But the reality is that no matter how much you do, it is never enough – the house, children and life will never be perfect and at that one moment you get on top of things, something will happen to cause chaos again – like guests, or illness. Recent months have led to a realisation on my part that the more you try to be everything, do everything and have everything, the less you are actually likely to have real control over your life.
So after weeks of running headlong from kitchen, to nappy mat, to washing machine to prayer mat, I decided that life was starting to feel too much like gruelling hard work with no end in sight. I also realised that in the quest for completion, for perfection and of getting things done, I was missing out on the real pleasure: the journey. All very well trying to help your kids to do well, but where is the joy of their achievements if you missed out on all of the fun on the way because you didn't slow down to savour it. The kids are growing so very quick, Little Lady is testament to that at a very grown up eleven. I want them to look back and remember a mum who invested the most precious and irreplaceable thing she had in them – her time and attention.

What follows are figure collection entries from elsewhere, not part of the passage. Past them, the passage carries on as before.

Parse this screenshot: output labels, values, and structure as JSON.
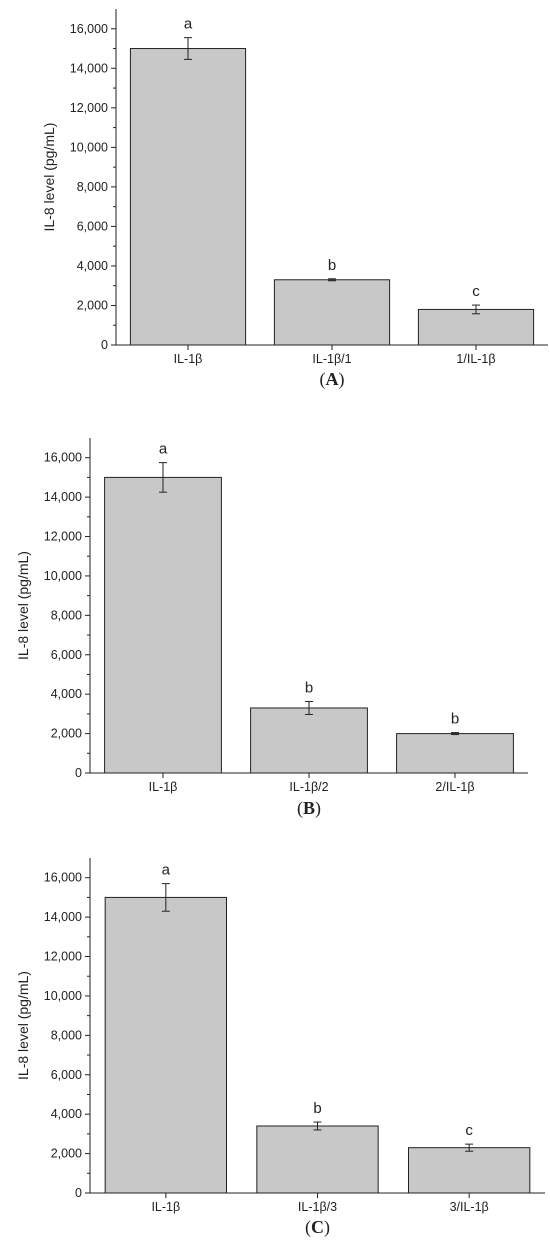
{
  "colors": {
    "bar_fill": "#c8c8c8",
    "bar_stroke": "#222222",
    "axis": "#222222",
    "text": "#222222"
  },
  "chart_data": [
    {
      "panel": "A",
      "type": "bar",
      "ylabel": "IL-8 level (pg/mL)",
      "ylim": [
        0,
        17000
      ],
      "yticks": [
        0,
        2000,
        4000,
        6000,
        8000,
        10000,
        12000,
        14000,
        16000
      ],
      "ytick_labels": [
        "0",
        "2,000",
        "4,000",
        "6,000",
        "8,000",
        "10,000",
        "12,000",
        "14,000",
        "16,000"
      ],
      "categories": [
        "IL-1β",
        "IL-1β/1",
        "1/IL-1β"
      ],
      "values": [
        15000,
        3300,
        1800
      ],
      "errors": [
        550,
        50,
        220
      ],
      "significance": [
        "a",
        "b",
        "c"
      ],
      "grid": false
    },
    {
      "panel": "B",
      "type": "bar",
      "ylabel": "IL-8 level (pg/mL)",
      "ylim": [
        0,
        17000
      ],
      "yticks": [
        0,
        2000,
        4000,
        6000,
        8000,
        10000,
        12000,
        14000,
        16000
      ],
      "ytick_labels": [
        "0",
        "2,000",
        "4,000",
        "6,000",
        "8,000",
        "10,000",
        "12,000",
        "14,000",
        "16,000"
      ],
      "categories": [
        "IL-1β",
        "IL-1β/2",
        "2/IL-1β"
      ],
      "values": [
        15000,
        3300,
        2000
      ],
      "errors": [
        750,
        330,
        50
      ],
      "significance": [
        "a",
        "b",
        "b"
      ],
      "grid": false
    },
    {
      "panel": "C",
      "type": "bar",
      "ylabel": "IL-8 level (pg/mL)",
      "ylim": [
        0,
        17000
      ],
      "yticks": [
        0,
        2000,
        4000,
        6000,
        8000,
        10000,
        12000,
        14000,
        16000
      ],
      "ytick_labels": [
        "0",
        "2,000",
        "4,000",
        "6,000",
        "8,000",
        "10,000",
        "12,000",
        "14,000",
        "16,000"
      ],
      "categories": [
        "IL-1β",
        "IL-1β/3",
        "3/IL-1β"
      ],
      "values": [
        15000,
        3400,
        2300
      ],
      "errors": [
        700,
        200,
        180
      ],
      "significance": [
        "a",
        "b",
        "c"
      ],
      "grid": false
    }
  ]
}
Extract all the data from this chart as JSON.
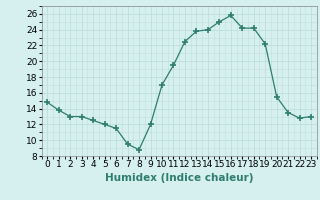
{
  "x": [
    0,
    1,
    2,
    3,
    4,
    5,
    6,
    7,
    8,
    9,
    10,
    11,
    12,
    13,
    14,
    15,
    16,
    17,
    18,
    19,
    20,
    21,
    22,
    23
  ],
  "y": [
    14.8,
    13.8,
    13.0,
    13.0,
    12.5,
    12.0,
    11.5,
    9.5,
    8.8,
    12.0,
    17.0,
    19.5,
    22.5,
    23.8,
    24.0,
    25.0,
    25.8,
    24.2,
    24.2,
    22.2,
    15.5,
    13.5,
    12.8,
    13.0
  ],
  "line_color": "#2e7d6e",
  "marker": "+",
  "marker_size": 4,
  "bg_color": "#d6f0f0",
  "grid_major_color": "#c0dede",
  "grid_minor_color": "#d0e8e8",
  "xlabel": "Humidex (Indice chaleur)",
  "xlim": [
    -0.5,
    23.5
  ],
  "ylim": [
    8,
    27
  ],
  "yticks": [
    8,
    10,
    12,
    14,
    16,
    18,
    20,
    22,
    24,
    26
  ],
  "xticks": [
    0,
    1,
    2,
    3,
    4,
    5,
    6,
    7,
    8,
    9,
    10,
    11,
    12,
    13,
    14,
    15,
    16,
    17,
    18,
    19,
    20,
    21,
    22,
    23
  ],
  "label_fontsize": 7.5,
  "tick_fontsize": 6.5
}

I have been slowing down and trying to be present in each moment. I have made a decision to let the mess be, to leave the dishes for a bit, to let the laundry pile up more often. To spend more time cuddling with Darling and playing with Baby, enjoying her smiles and cooing. To mess around with the boys more and have more brunches with Little Lady. Really it goes deeper than that though. I am trying to immerse myself in each moment and enjoy the little things, the feel of warm water on my hands as I wash the dishes, the pleasure of a clean kitchen before you switch the lights off for the night or the enjoyment of throwing yourself into cooking a wholesome meal for your family; all things that feel like chores to be over and done with. Yet we spend so much of our life doing them, that it seems to me that I am better off finding some pleasure in them.
So I have been telling myself the following: I am enough, I do enough and I have enough. I have been slowing down and getting used to a different pace of life that doesn't involve keeping up with anyone or getting to the bottom of a to-do list. I'm not convinced I can maintain this forever, but every time I feel harried for time or stressed or as if I am not doing enough, I stop and sink into the moment: how it looks, how it feels, how my senses can revel in it. I stop constantly looking forward and thinking about the next thing to do and instead take my time with what I am doing right now.